里地里山の持続的な発展における伝統的知識の果たすべき役割

, ,

ニュース
  • 2014年5月16日     石川県小松市

    5月1日から3日の3日間、里地里山の伝統的な地域の知識に関わる国際会議『里山・社会生態学的生産ランドスケープにおける伝統的な知恵を活かした持続可能な発展』が開催されました。この会議は、金沢大学地域創造学類およびカナダ天然資源森林局の主催、農林水産省、環境省、石川県、小松市の後援および、国連大学サステイナビリティ高等研究所、国連大学高等研究所いしかわ・かなざわオペレーティング・ユニット、京都大学大学院地球環境学堂、筑波大学大学院生命環境科学研究科生命科学専攻の協力により実施されました。

    里山やその他の社会生態学的な生産環境において、伝統的な地域の知識や知恵、慣習が、生物多様性の保全と自然資源の持続的な利用に向けて大きな役割を担うことが、現在、国際的に注目されています。今回の国際会議は、伝統的知識と科学的知識の交換や相乗効果の可能性に光をあて、社会学、農学、林学的アプローチにより、伝統的な知識と科学と政策をつなぐことを目的に開催されました。

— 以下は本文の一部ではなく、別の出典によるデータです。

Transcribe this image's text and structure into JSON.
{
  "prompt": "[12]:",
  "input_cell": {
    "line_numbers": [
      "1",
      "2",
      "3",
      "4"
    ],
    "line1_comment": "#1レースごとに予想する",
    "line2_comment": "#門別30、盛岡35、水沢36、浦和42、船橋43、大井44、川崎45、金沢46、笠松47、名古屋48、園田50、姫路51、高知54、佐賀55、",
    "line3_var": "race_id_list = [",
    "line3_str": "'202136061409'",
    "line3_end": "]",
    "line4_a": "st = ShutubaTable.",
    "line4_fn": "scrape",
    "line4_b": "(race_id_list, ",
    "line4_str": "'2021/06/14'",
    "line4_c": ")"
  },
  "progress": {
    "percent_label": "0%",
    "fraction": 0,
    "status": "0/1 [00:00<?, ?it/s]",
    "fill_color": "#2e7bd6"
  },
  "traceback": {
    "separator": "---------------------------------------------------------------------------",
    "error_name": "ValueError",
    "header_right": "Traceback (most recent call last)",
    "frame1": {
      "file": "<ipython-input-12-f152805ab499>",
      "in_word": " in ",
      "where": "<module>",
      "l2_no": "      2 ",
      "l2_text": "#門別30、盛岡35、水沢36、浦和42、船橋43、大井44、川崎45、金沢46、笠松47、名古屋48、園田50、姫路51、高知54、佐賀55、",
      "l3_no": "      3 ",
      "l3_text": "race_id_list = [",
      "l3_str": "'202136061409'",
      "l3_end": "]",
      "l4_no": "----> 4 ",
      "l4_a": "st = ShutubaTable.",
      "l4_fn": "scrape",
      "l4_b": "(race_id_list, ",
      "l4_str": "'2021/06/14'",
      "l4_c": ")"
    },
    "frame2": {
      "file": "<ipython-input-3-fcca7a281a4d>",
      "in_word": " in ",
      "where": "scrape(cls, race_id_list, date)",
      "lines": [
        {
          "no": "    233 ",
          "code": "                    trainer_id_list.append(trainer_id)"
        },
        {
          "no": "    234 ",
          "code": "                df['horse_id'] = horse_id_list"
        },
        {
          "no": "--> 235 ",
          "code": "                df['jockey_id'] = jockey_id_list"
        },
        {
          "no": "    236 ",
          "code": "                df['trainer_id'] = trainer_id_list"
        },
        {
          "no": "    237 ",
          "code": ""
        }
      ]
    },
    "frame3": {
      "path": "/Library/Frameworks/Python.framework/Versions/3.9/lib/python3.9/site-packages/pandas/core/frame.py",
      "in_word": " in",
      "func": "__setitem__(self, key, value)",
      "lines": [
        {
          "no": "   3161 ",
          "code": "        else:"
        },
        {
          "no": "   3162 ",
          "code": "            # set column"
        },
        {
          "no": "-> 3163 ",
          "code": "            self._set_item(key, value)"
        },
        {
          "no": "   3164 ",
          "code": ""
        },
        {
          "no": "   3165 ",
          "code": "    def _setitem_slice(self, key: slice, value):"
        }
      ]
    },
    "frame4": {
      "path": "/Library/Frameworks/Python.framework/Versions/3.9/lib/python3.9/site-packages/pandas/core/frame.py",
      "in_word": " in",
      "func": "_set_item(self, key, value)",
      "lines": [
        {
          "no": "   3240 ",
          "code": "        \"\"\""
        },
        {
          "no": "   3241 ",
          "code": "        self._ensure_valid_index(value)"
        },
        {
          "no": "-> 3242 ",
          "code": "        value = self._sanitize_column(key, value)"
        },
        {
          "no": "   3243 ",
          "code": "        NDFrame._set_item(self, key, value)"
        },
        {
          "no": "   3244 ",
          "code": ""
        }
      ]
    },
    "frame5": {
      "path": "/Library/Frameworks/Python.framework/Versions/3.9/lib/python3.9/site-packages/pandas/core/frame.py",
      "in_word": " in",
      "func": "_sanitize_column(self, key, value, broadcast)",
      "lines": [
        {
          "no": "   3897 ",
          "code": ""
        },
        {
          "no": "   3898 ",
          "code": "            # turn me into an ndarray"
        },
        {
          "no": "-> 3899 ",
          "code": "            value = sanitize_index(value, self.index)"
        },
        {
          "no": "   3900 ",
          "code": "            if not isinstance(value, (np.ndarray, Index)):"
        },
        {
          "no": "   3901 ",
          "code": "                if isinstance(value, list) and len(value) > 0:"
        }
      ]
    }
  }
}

    武内和彦上級副学長(国連大学)による基調講演では、里地里山の持続的な発展における伝統的知識の果たすべき役割の重要性が強調されるとともに、里山イニシアティブ(IPSI)を始めとし国連大学が実施している研究内容が示されました。続くセッションは、「伝統的な知恵と科学政策の接点」、「農業の生物多様性と伝統的な知恵」、「森林の生物多様性と伝統的な知恵」、「SEPLS の管理」から構成され、国内外の研究者や政策立案者、国際機関の関係者18名によって、カナダ、ヨーロッパ、オセアニア、石川県能登半島を含むアジアにおける研究発表および事例紹介が行われました。なお、1日目と2日目は一般公開され、一般市民を含む約120名の参加があり、地域的な政策立案者との対話も行われました。

    非公開のファイナルセッションは3日目に行われ、伝統的な知恵とローカルガバナンスに関わる国内事例が3名の研究者によって紹介されました。また、科学者による政策提言に向けた文書案に関する議論が行われました。本国際会議で議論された内容は、生物多様性条約(CBD)や、生物多様性及び生態系サービスに関する政府間科学政策プラットフォーム(IPBES)、食料農業植物遺伝資源条約(ITPGR)などによる国際的な意思決定プロセスに貢献することが期待されています。

    なお、本国際会議は、経済協力開発機構(OECD)による補助を受け、平成25年度環境省環境研究総合推進費1-1303「生態系サービスのシナジーとトレードオフ評価とローカルガバナンスの構築」(研究代表:齊藤修・国連大学)の研究の一環として行われました。